In the time I’ve spent working for an accounting firm, there’s a regular occurrence that happens around here. A client calls to tell us about a big decision he’s just made but is running into some snags. Let’s call this client Harold. Harold has gone off and made a big purchase, without talking to his CPA first. Now of course Harold has every right to do that, but this time it’s lead him down a path of it having some not so great tax implications. If only dear ole’ Harold had reached out to his CPA BEFORE, he may have had a different story.
It’s because of clients like good ole’ Harold that Dan Myers wanted to start a company like Kuberneo CPA in the first place. I remember him telling me pretty early on that in the past he just did clients’ tax returns and would see places where he could have helped if only he’d had the chance the previous year, but alas, here he was doing the return so it’s too late. Dan wanted to get into a position of being able to offer strategy to his clients to help make smart tax moves…thus Kuberneo CPA was born.

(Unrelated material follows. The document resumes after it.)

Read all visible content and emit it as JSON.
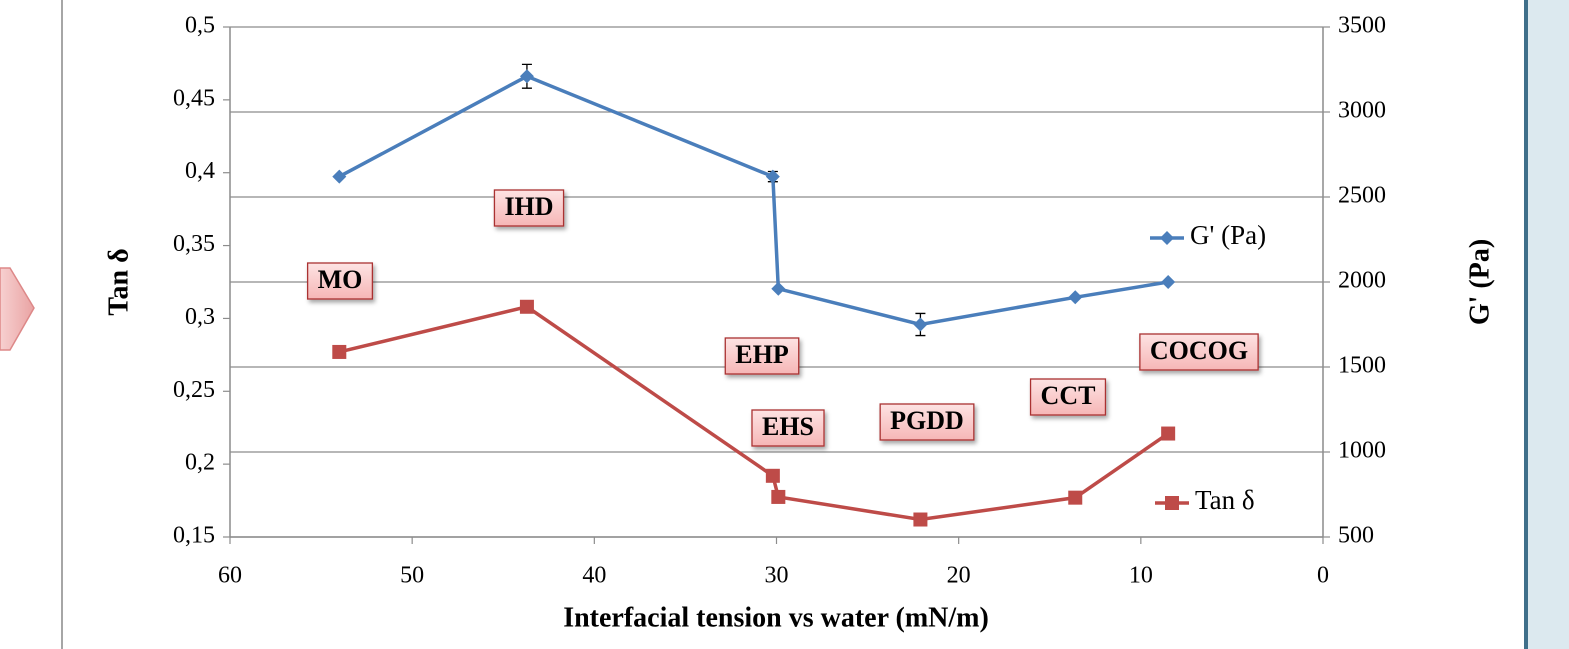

Never fear future Harolds, I have made a BEFORE list for you. In addition to asking your financial planner, it’s a good idea to meet up with your CPA BEFORE making moves in a lot of these areas. Just taking the time to have the conversation could save you a lot of money, effort and heartache.
- Before starting the home buying process
- Before deciding what to contribute to your retirement account or making changes to your retirement account ESPECIALLY withdrawing money early
- Before setting up a college savings plan
- Before setting up a business on your own
- Before changing your business’ structure
- Before creating partnerships with foreign entities
- Before moving your business to another state or country
- Before hiring an employee
- Before hiring a subcontractor
- Before paying off a loan (especially your mortgage)
- Before selling a rental property or business asset
- Before making big purchases
- Before making an optional job change
- Before going to a donut shop alone, without asking your accounting staff if they’d like anything
Hey Harold, you still with me? It’s not that your CPA will tell you “no” regarding a big decision, but they can offer critical information for the decision making process and may be able to offer strategies or alternate options that can help you achieve your goals while minimizing taxes. One more quick note- in general, it’s a good idea to set up a meeting with your CPA sometime between October-December if you haven’t been checking in with them throughout the year. This allows time to implement tax saving strategies, before the end of the year.
BEFORE you end up like Harold, be sure to take the time to ask yourself, “Should I set up a meeting with my CPA to discuss this first?” and “When am I bringing Bethany a donut?”